How does this always happen to me? December starts and it seems like I have so much time to get ready, and then I add one or two new baking projects to all the other baked goods I usually make, and before I know it I am baking at 7AM and again at 7PM! It’s a good thing I enjoy it.
Years ago, when my girls were little, I had the bright idea of keeping them entertained in the lead-up to Christmas by giving each of them a small gingerbread house to decorate. The recipe was one I found in a magazine back in 1971. It was a clunky recipe which made a hard gingerbread which was not great for eating but held up to the stress of being covered (and I do mean covered) with candy.
Time moves on, things change, and there are no gingerbread houses being made this year. But I am still baking and dropping goodies off at my daughter’s house so this seemed like a good year to find a new gingerbread recipe. One which tastes good and will also stand up to being used for construction.
So here we go:
Make the dough one day ahead.
Put soft butter and brown sugar together in the bowl of a mixer and beat it until it is light and fluffy.
Add the egg and a little water and beat until it is incorporated.
Add the molasses and mix it in well. The mixture may curdle. It’s okay if it does.
In a separate bowl stir together the flour, spices, salt and baking soda.
Add this to the mixer on low speed. And beat it in until it is all combined. It will be a thick and sticky dough.
Turn the dough out onto a board and pat it into a ball. Separate the ball into two smaller balls. Flatten them, wrap them in plastic wrap, and let them rest in the refrigerator overnight.
Baking the gingerbread
Preheat the oven to 350 degrees.
Take one package of dough out of the refrigerator. Unwrap it, and place it in the center of a well-floured piece of parchment paper. Sprinkle flour over the top of the dough and place another piece of parchment paper on top of it.
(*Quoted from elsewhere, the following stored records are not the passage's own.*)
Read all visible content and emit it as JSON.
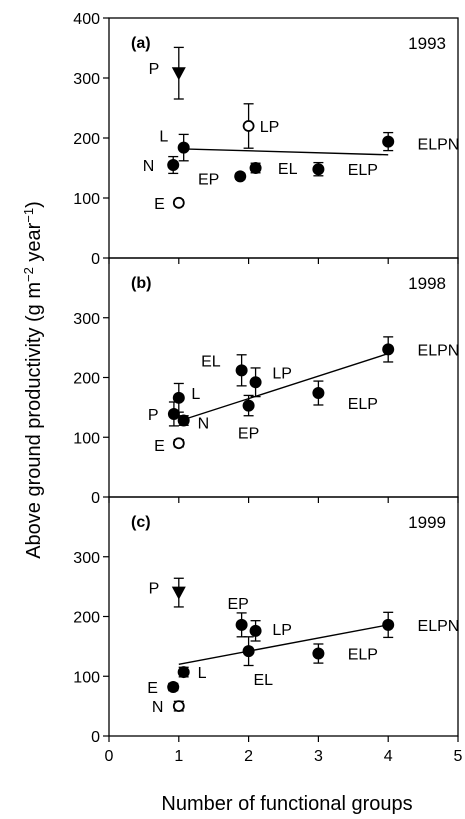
{
  "chart_data": {
    "type": "scatter",
    "xlabel": "Number of functional groups",
    "ylabel": "Above ground productivity (g m−2 year−1)",
    "xlim": [
      0,
      5
    ],
    "ylim": [
      0,
      400
    ],
    "x_ticks": [
      "0",
      "1",
      "2",
      "3",
      "4",
      "5"
    ],
    "y_ticks_top": [
      "0",
      "100",
      "200",
      "300",
      "400"
    ],
    "y_ticks_other": [
      "0",
      "100",
      "200",
      "300"
    ],
    "panels": [
      {
        "tag": "(a)",
        "year": "1993",
        "trend": [
          [
            1,
            182
          ],
          [
            4,
            172
          ]
        ],
        "points": [
          {
            "label": "P",
            "x": 1.0,
            "y": 308,
            "err": 43,
            "marker": "triangle",
            "lx": -0.28,
            "ly": 5
          },
          {
            "label": "LP",
            "x": 2.0,
            "y": 220,
            "err": 37,
            "marker": "open",
            "lx": 0.16,
            "ly": 0
          },
          {
            "label": "ELPN",
            "x": 4.0,
            "y": 194,
            "err": 15,
            "marker": "filled",
            "lx": 0.42,
            "ly": -2
          },
          {
            "label": "L",
            "x": 1.07,
            "y": 184,
            "err": 22,
            "marker": "filled",
            "lx": -0.22,
            "ly": 12
          },
          {
            "label": "N",
            "x": 0.92,
            "y": 155,
            "err": 14,
            "marker": "filled",
            "lx": -0.27,
            "ly": 0
          },
          {
            "label": "EL",
            "x": 2.1,
            "y": 150,
            "err": 8,
            "marker": "filled",
            "lx": 0.32,
            "ly": 0
          },
          {
            "label": "ELP",
            "x": 3.0,
            "y": 148,
            "err": 11,
            "marker": "filled",
            "lx": 0.42,
            "ly": 0
          },
          {
            "label": "EP",
            "x": 1.88,
            "y": 136,
            "err": 5,
            "marker": "filled",
            "lx": -0.3,
            "ly": -2
          },
          {
            "label": "E",
            "x": 1.0,
            "y": 92,
            "err": 5,
            "marker": "open",
            "lx": -0.2,
            "ly": 0
          }
        ]
      },
      {
        "tag": "(b)",
        "year": "1998",
        "trend": [
          [
            1,
            127
          ],
          [
            4,
            240
          ]
        ],
        "points": [
          {
            "label": "ELPN",
            "x": 4.0,
            "y": 247,
            "err": 21,
            "marker": "filled",
            "lx": 0.42,
            "ly": 0
          },
          {
            "label": "EL",
            "x": 1.9,
            "y": 212,
            "err": 26,
            "marker": "filled",
            "lx": -0.3,
            "ly": 10
          },
          {
            "label": "LP",
            "x": 2.1,
            "y": 192,
            "err": 24,
            "marker": "filled",
            "lx": 0.24,
            "ly": 10
          },
          {
            "label": "L",
            "x": 1.0,
            "y": 166,
            "err": 24,
            "marker": "filled",
            "lx": 0.18,
            "ly": 5
          },
          {
            "label": "ELP",
            "x": 3.0,
            "y": 174,
            "err": 20,
            "marker": "filled",
            "lx": 0.42,
            "ly": -10
          },
          {
            "label": "EP",
            "x": 2.0,
            "y": 153,
            "err": 17,
            "marker": "filled",
            "lx": 0.0,
            "ly": -27
          },
          {
            "label": "P",
            "x": 0.93,
            "y": 139,
            "err": 20,
            "marker": "filled",
            "lx": -0.22,
            "ly": 0
          },
          {
            "label": "N",
            "x": 1.07,
            "y": 128,
            "err": 8,
            "marker": "filled",
            "lx": 0.2,
            "ly": -2
          },
          {
            "label": "E",
            "x": 1.0,
            "y": 90,
            "err": 6,
            "marker": "open",
            "lx": -0.2,
            "ly": -2
          }
        ]
      },
      {
        "tag": "(c)",
        "year": "1999",
        "trend": [
          [
            1,
            120
          ],
          [
            4,
            186
          ]
        ],
        "points": [
          {
            "label": "P",
            "x": 1.0,
            "y": 240,
            "err": 24,
            "marker": "triangle",
            "lx": -0.28,
            "ly": 5
          },
          {
            "label": "EP",
            "x": 1.9,
            "y": 186,
            "err": 20,
            "marker": "filled",
            "lx": -0.05,
            "ly": 22
          },
          {
            "label": "LP",
            "x": 2.1,
            "y": 176,
            "err": 17,
            "marker": "filled",
            "lx": 0.24,
            "ly": 2
          },
          {
            "label": "ELPN",
            "x": 4.0,
            "y": 186,
            "err": 21,
            "marker": "filled",
            "lx": 0.42,
            "ly": 0
          },
          {
            "label": "EL",
            "x": 2.0,
            "y": 142,
            "err": 24,
            "marker": "filled",
            "lx": 0.07,
            "ly": -28
          },
          {
            "label": "ELP",
            "x": 3.0,
            "y": 138,
            "err": 16,
            "marker": "filled",
            "lx": 0.42,
            "ly": 0
          },
          {
            "label": "L",
            "x": 1.07,
            "y": 107,
            "err": 8,
            "marker": "filled",
            "lx": 0.2,
            "ly": 0
          },
          {
            "label": "E",
            "x": 0.92,
            "y": 82,
            "err": 6,
            "marker": "filled",
            "lx": -0.22,
            "ly": 0
          },
          {
            "label": "N",
            "x": 1.0,
            "y": 50,
            "err": 8,
            "marker": "open",
            "lx": -0.22,
            "ly": 0
          }
        ]
      }
    ]
  }
}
Use your rolling pin to roll out the dough between the two sheets of parchment. This is a sticky dough so I found it best to turn the parchment over once or twice as I rolled it, peel off the paper and add a little more flour if it was sticking to the paper.
To make Gingerbread men or cookies you are going to be eating, roll the dough thickly, about ½”. If you will be using it for a house you can roll it a little thinner.
Flour the cookie cutter or your gingerbread templates when cutting the gingerbread.
Bake cookies for 10-12 minutes so they are soft baked, house pieces 15-18 minutes for a hard bake.
This dough makes enough for 2-3 dozen gingerbread men or one house (depending on the template you use!)
- 1/3 c soft butter 6 tbsp
- ¾ c brown sugar
- 1 egg
- ½ c molasses
- 2 tbsp water
- 3 ¼ c flour
- 2 tsp ginger
- 2 tsp cinnamon
- ½ tsp allspice
- ¼ tsp salt
- ¼ tsp baking powder
- Extra flour for dusting
Make the dough
- Beat the butter and sugar together until light and fluffy.
- Add the egg and beat until incorporated. Add the molasses and water and beat together until mixed well.
- Stir together the flour, spices, baking powder and salt in a bowl then slowly add it to the butter mixture at a low speed until it is fully mixed in.
- Turn the dough out on to a lightly floured board and shape into a ball. Cut the ball in half and make two smaller balls. Flatten the small balls into two disks and wrap each one in plastic wrap. Refrigerate overnight, or for up to two days.
Rolling and baking the dough
- Preheat the oven to 350 degrees. Line your baking sheets with parchment paper or a Silpat.
- Using one disk at a time, roll the dough out between two sheets of parchment paper. Flour the bottom paper, place the disk in the center and flour the disk. Place another sheet over the top and roll to ½” (for gingerbread men) or ¼” (for a house). Turn the parchment paper over once or twice while rolling and check to make sure the dough is not sticking to the paper. Dust with a little more flour if it is.
- Remove the top sheet and use a floured cookie cutter or template to cut the dough. Use a slide or spatula to move the shapes to the prepared sheets. Try and keep the edges straight for the house pieces.
- Press currants or raisins into the gingerbread men for eyes and buttons, if desired.
- Bake until raised and soft (10-12 minutes) for gingerbread men or until the edges are just starting to brown for the house pieces (15-18 minutes)
- Remove to a flat surface to cool for the house pieces, or to a wire rack for cookies.
Note: I am leaving it up to you to find your own template. This recipe will make enough dough for a small house (7”x6”). The recipe can be doubled.